Of course, it isn’t only senior managers who are continuing to work past retirement age, there are people from all levels who decide to do the same, whether this is for financial gain or to top up the pension pot for when they do decide to retire.

Regardless of whether the motives are financial, or simply because people love their work, everyone should have the choice – and health – to continue their careers, should they wish to.

It’s about ensuring employees, not just the C-suite, have access to choice, by creating environments where people can excel in their roles irrespective of age. Business leaders must ask themselves whether they are supporting the wellbeing of their employees now, and for the future. And if they’re not, how can they start.

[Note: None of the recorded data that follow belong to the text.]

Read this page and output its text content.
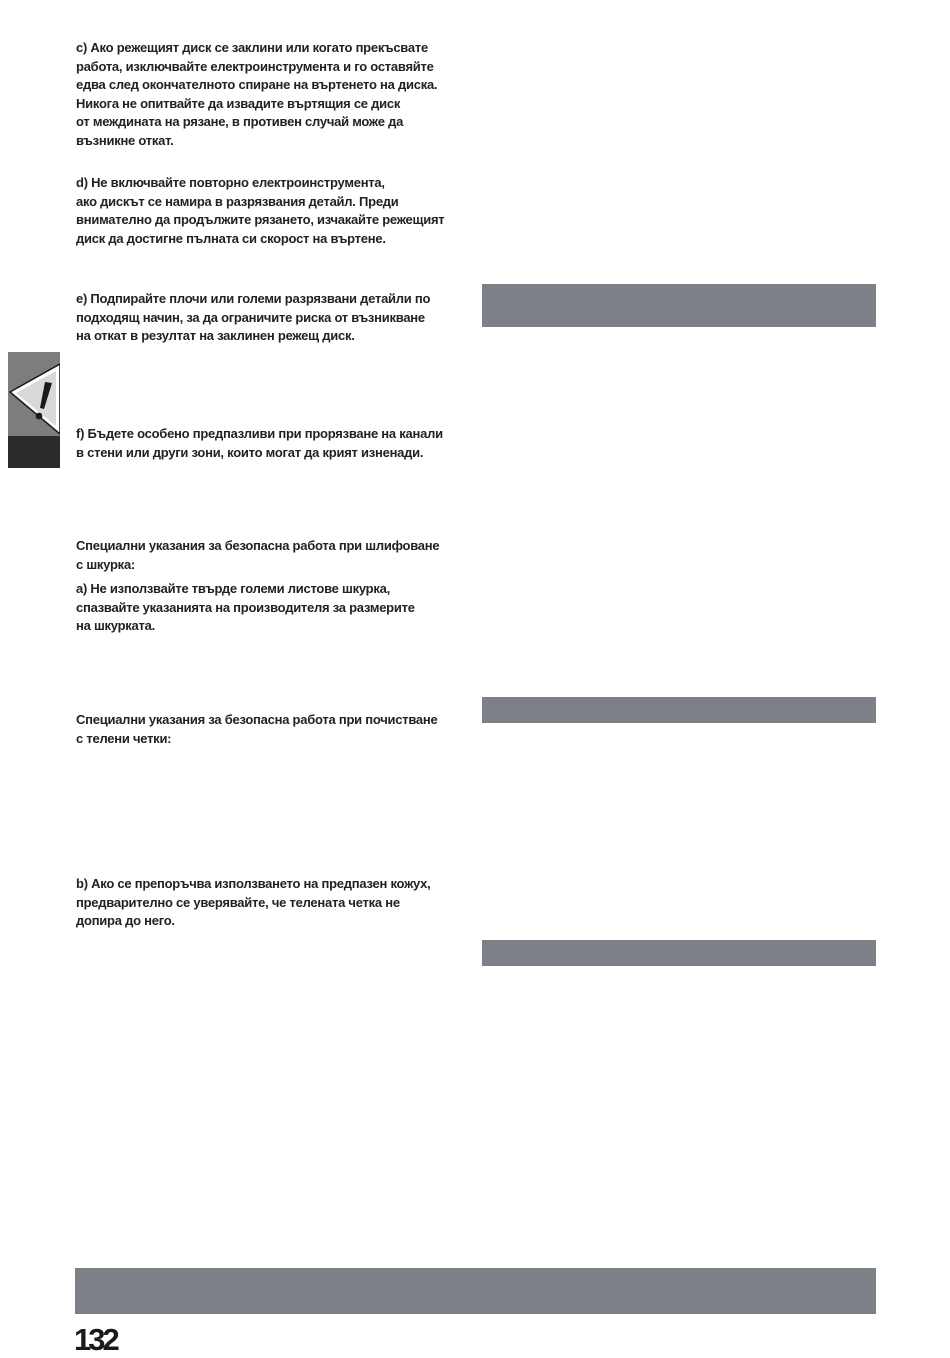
c) Ако режещият диск се заклини или когато прекъсвате
работа, изключвайте електроинструмента и го оставяйте
едва след окончателното спиране на въртенето на диска.
Никога не опитвайте да извадите въртящия се диск
от междината на рязане, в противен случай може да
възникне откат.
d) Не включвайте повторно електроинструмента,
ако дискът се намира в разрязвания детайл. Преди
внимателно да продължите рязането, изчакайте режещият
диск да достигне пълната си скорост на въртене.
e) Подпирайте плочи или големи разрязвани детайли по
подходящ начин, за да ограничите риска от възникване
на откат в резултат на заклинен режещ диск.
f) Бъдете особено предпазливи при прорязване на канали
в стени или други зони, които могат да крият изненади.
Специални указания за безопасна работа при шлифоване
с шкурка:
a) Не използвайте твърде големи листове шкурка,
спазвайте указанията на производителя за размерите
на шкурката.
Специални указания за безопасна работа при почистване
с телени четки:
b) Ако се препоръчва използването на предпазен кожух,
предварително се уверявайте, че телената четка не
допира до него.
132
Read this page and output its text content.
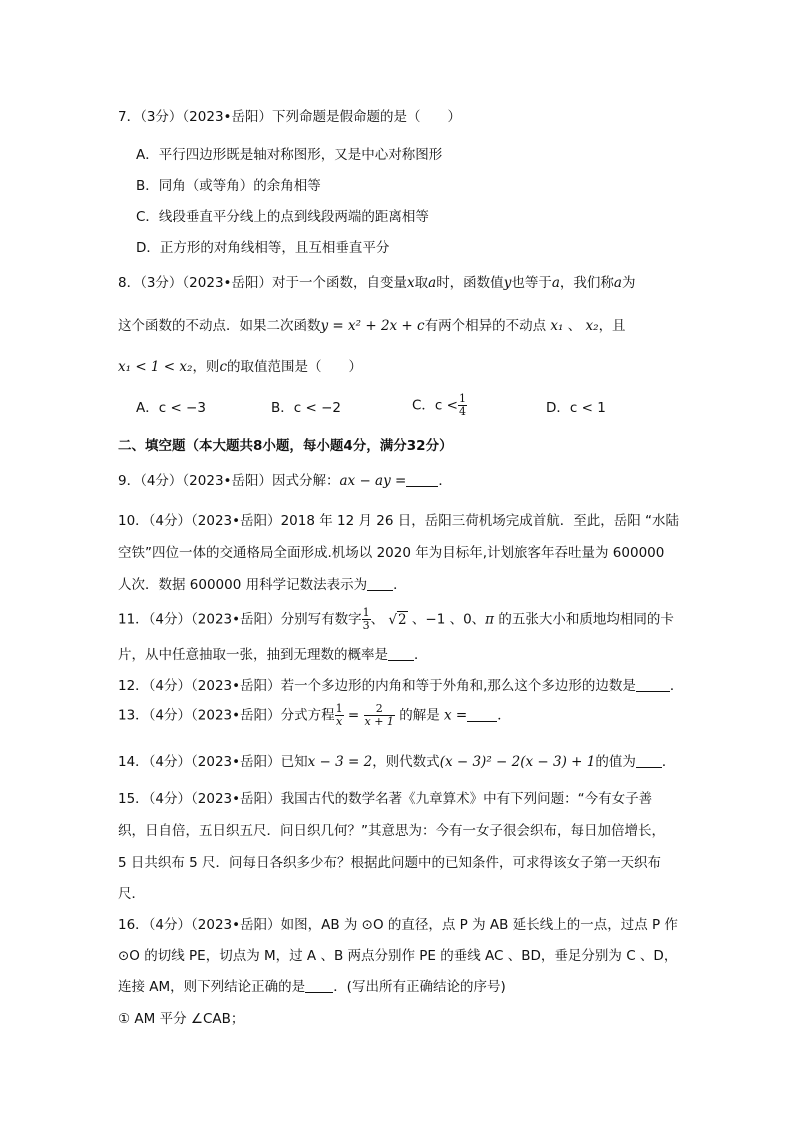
7．（3分）（2023•岳阳）下列命题是假命题的是（　　）
A．平行四边形既是轴对称图形，又是中心对称图形
B．同角（或等角）的余角相等
C．线段垂直平分线上的点到线段两端的距离相等
D．正方形的对角线相等，且互相垂直平分
8．（3分）（2023•岳阳）对于一个函数，自变量x取a时，函数值y也等于a，我们称a为
这个函数的不动点．如果二次函数y = x² + 2x + c有两个相异的不动点 x₁ 、 x₂，且
x₁ < 1 < x₂，则c的取值范围是（　　）
A．c < −3	B．c < −2	C．$c < \frac{1}{4}$	D．c < 1
二、填空题（本大题共8小题，每小题4分，满分32分）
9．（4分）（2023•岳阳）因式分解：ax − ay = ．
10．（4分）（2023•岳阳）2018 年 12 月 26 日，岳阳三荷机场完成首航．至此，岳阳 “水陆
空铁”四位一体的交通格局全面形成.机场以 2020 年为目标年,计划旅客年吞吐量为 600000
人次．数据 600000 用科学记数法表示为 ．
11．（4分）（2023•岳阳）分别写有数字 $\frac{1}{3}$ 、 √2 、−1 、0、π 的五张大小和质地均相同的卡
片，从中任意抽取一张，抽到无理数的概率是 ．
12．（4分）（2023•岳阳）若一个多边形的内角和等于外角和,那么这个多边形的边数是	．
13．（4分）（2023•岳阳）分式方程 $\frac{1}{x} = \frac{2}{x + 1}$ 的解是 x = ．
14．（4分）（2023•岳阳）已知x − 3 = 2，则代数式(x − 3)² − 2(x − 3) + 1的值为 ．
15．（4分）（2023•岳阳）我国古代的数学名著《九章算术》中有下列问题：“今有女子善
织，日自倍，五日织五尺．问日织几何？”其意思为：今有一女子很会织布，每日加倍增长，
5 日共织布 5 尺．问每日各织多少布？根据此问题中的已知条件，可求得该女子第一天织布
尺．
16．（4分）（2023•岳阳）如图，AB 为 ⊙O 的直径，点 P 为 AB 延长线上的一点，过点 P 作
⊙O 的切线 PE，切点为 M，过 A 、B 两点分别作 PE 的垂线 AC 、BD，垂足分别为 C 、D，
连接 AM，则下列结论正确的是 ．(写出所有正确结论的序号)
① AM 平分 ∠CAB；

Musculoskeletal problems, such as pain in the muscles and joints and other long-term conditions, such as diabetes, are age related issues that should be considered when thinking about the health and wellbeing of employees. If the trend is to work longer then these issues must be accounted for.

Three-quarters of executive level leaders in the UK say that businesses need to adopt a culture of age acceptance and make an investment in the health of the workforce on a long-term basis.  It’s not just for the individual’s benefit, but also for businesses themselves.

Contrary to the attitudes of many current businesses, age is something that is invaluable to an organisation. Allowing employees to work beyond the normal retirement age if they choose to, means businesses are retaining valuable experience, knowledge, familiarity and corporate history that may otherwise be lost.

For the individual, choosing to work longer can have a multitude of benefits on their physical and mental health, including confidence, a social environment and staying on top of their mental health.

Everybody stands to gain here. Business leaders protect the value of an ageing workforce; employees have the health to match their appetite for working later in life; and organisations benefit from the engagement of a diverse workforce that can see an employer making a clear commitment to inclusivity.

Here are three ways businesses could start preparing the UK workforce to re-hire, instead of retire:


Whether it’s offering subsidised gym memberships, annual health assessments, health insurance or designing offices to improve our wellbeing, good health for all employees should be on top of the agenda. Demonstrating a commitment to health supports employees to stay well and in work for longer.


Irrespective of an employee’s stage of life create an environment that allows them to thrive. Throw opportunities at them and continue to offer advice which will allow them to grow and perform to the best of their ability.  Creating this type of environment will help businesses to attract and retain talent.


Make your workforce aware that you encourage choice. Continue to treat your older employees as you would younger ones, discuss career opportunities and development so they know you aren’t expecting them to retire. There are ways a diverse business can use the knowledge, wisdom and experience of older employees and they are an asset to the organisation that won’t have to retire at 66, if they don’t want to.